Anche David Caswell di Bbc News, secondo cui l’intelligenza artificiale “cambierà il giornalismo nei prossimi tre anni più di quanto sia cambiato negli ultimi 30 anni”, prevede che la comparsa della tecnologia possa mettere in crisi “l’unità fondamentale del giornalismo”, ovvero l’articolo, che invece di essere unico e originale potrebbe diventare “una sorta di ‘zuppa’ di linguaggio che viene vissuta in modo diverso da persone diverse”.

Non dimentichiamo i recenti fallimenti e la bancarotta di BuzzFeed e Vice.

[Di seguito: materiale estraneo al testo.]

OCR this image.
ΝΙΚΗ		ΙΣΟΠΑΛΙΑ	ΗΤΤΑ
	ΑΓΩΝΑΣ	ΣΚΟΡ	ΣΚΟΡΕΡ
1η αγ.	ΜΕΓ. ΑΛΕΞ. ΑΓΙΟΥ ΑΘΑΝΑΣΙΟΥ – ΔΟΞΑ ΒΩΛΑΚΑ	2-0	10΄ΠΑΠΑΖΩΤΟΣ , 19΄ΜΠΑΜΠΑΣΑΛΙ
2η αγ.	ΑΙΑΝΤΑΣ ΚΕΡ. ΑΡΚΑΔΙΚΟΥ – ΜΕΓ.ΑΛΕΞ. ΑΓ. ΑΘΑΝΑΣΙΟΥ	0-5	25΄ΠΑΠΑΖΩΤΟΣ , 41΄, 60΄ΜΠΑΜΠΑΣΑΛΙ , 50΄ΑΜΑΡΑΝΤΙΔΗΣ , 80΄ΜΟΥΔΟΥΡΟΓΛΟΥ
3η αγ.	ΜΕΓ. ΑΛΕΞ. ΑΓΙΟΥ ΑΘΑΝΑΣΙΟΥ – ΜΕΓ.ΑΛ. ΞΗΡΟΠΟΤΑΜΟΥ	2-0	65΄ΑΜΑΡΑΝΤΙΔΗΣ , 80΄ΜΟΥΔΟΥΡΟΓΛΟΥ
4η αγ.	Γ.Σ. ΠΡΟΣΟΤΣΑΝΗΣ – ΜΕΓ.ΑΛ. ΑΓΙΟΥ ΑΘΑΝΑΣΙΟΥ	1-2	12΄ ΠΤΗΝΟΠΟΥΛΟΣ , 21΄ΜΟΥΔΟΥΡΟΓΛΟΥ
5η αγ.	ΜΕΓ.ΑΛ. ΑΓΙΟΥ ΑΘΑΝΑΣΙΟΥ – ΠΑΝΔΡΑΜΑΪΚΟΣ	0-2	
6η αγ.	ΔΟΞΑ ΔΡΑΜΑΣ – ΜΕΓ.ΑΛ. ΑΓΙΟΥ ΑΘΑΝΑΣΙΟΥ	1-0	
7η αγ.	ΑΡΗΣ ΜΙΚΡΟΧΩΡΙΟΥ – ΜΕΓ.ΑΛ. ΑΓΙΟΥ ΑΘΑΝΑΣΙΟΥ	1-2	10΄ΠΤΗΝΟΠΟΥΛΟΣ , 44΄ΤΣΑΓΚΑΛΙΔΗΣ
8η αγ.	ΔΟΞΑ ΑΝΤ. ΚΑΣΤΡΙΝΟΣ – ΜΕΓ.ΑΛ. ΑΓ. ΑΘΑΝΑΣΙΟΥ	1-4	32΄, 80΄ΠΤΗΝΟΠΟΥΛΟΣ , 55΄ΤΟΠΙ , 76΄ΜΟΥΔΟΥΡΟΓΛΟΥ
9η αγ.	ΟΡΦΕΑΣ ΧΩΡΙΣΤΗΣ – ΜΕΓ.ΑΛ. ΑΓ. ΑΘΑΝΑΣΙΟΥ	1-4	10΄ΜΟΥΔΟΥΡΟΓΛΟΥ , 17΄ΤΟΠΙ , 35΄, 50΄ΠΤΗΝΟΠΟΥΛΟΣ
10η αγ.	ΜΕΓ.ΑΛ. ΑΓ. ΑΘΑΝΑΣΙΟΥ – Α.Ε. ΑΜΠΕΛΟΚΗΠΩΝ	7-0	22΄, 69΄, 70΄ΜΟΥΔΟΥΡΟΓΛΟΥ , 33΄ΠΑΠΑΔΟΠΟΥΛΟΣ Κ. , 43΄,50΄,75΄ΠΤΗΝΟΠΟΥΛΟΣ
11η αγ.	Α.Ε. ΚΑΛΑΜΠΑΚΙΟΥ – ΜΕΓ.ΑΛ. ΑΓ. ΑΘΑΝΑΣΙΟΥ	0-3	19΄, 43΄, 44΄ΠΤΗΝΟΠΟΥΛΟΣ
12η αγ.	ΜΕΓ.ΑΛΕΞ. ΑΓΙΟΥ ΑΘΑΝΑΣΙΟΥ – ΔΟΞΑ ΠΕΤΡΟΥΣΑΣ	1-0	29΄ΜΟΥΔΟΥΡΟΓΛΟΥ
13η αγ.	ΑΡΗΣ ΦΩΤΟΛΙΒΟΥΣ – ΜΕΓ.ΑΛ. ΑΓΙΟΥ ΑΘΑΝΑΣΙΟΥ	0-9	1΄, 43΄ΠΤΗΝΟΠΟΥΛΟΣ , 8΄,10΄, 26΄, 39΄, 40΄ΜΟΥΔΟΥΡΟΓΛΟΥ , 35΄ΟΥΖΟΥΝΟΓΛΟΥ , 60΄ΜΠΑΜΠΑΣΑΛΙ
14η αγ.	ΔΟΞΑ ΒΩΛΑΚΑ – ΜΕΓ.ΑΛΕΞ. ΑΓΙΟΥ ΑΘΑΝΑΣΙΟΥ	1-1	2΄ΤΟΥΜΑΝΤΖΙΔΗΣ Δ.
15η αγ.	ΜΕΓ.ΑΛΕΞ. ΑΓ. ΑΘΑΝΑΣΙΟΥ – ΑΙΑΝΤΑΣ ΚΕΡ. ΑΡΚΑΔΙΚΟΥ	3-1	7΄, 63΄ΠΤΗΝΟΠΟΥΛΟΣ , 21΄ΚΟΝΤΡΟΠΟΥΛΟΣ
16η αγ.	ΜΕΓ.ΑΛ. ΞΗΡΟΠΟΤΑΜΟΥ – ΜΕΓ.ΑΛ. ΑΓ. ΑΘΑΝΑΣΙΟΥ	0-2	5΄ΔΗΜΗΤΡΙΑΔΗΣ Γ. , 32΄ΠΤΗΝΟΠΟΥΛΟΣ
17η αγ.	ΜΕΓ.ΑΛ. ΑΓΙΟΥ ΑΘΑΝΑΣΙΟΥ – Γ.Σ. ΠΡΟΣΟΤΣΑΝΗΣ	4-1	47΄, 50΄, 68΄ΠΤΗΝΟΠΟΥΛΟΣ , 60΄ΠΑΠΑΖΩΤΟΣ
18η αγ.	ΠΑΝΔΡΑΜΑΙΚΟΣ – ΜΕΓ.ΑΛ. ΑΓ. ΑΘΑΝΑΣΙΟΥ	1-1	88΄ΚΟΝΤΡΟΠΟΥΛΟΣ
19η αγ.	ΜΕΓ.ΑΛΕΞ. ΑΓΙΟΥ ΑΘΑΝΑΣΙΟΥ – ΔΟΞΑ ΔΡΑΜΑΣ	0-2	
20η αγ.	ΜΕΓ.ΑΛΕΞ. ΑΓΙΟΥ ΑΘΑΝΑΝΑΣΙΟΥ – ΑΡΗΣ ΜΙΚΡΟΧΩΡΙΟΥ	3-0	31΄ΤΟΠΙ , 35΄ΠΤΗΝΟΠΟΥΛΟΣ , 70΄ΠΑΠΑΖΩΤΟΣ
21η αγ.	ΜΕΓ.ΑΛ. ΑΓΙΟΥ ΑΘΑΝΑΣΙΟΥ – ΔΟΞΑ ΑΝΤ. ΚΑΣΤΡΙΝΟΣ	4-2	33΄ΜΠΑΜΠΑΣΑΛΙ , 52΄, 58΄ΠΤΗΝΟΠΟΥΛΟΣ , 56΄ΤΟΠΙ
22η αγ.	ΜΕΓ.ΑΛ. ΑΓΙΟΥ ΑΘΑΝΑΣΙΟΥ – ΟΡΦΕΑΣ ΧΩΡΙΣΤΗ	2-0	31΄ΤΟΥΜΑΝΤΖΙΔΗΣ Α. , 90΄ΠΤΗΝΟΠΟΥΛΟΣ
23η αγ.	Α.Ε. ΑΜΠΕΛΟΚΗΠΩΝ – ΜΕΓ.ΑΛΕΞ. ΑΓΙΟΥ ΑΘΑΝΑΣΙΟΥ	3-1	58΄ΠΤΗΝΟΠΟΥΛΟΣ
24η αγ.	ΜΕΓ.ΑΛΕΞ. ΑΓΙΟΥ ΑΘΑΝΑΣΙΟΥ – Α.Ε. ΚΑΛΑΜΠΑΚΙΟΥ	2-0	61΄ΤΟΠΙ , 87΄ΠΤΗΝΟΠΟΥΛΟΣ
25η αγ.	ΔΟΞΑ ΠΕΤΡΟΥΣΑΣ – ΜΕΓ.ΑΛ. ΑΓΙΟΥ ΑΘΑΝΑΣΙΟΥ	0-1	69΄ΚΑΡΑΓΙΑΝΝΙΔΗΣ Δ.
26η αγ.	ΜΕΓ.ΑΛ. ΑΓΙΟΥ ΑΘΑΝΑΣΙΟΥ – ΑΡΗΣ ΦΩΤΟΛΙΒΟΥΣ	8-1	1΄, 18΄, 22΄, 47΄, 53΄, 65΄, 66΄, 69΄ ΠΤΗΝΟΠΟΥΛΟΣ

Come ha recentemente dichiarato, in occasione del Festival internazionale del giornalismo a Perugia, Gina Chua, direttrice esecutiva di Semafor, “non siamo qui per salvare i giornalisti, ma il giornalismo”.

…MA FORSE LO FARÀ

È meno ottimista riguardo al futuro dei giornalisti Khaled Diab, giornalista e scrittore pluripremiato, il quale ritiene che l’IA non avrà alcun impatto su giornalisti ed editorialisti di punta dei maggiori giornali, ma sarà ben diverso per quelli più giovani o meno famosi, che nella migliore delle ipotesi – se non verranno licenziati – si ritroveranno in condizioni (ancora) più precarie e con salari (ancora) inferiori, magari nel frullatore della gig economy (il modello economico basato sul lavoro a chiamata) in cui dovranno lavorare come macchine per poter competere con queste.

A sostegno della sua visione pessimistica afferma che tale tendenza è già in corso dall’inizio della digitalizzazione dei media. Infatti, secondo l’Ufficio Statistico degli Stati Uniti, se nel 1990 i giornali americani impiegavano quasi mezzo milione di persone (458.000), nel 2016 la cifra si è attestata a 183.000, con un calo di oltre il 60%. Il volume di lavoro che ogni giornalista deve generare, invece, è aumentato in modo esponenziale.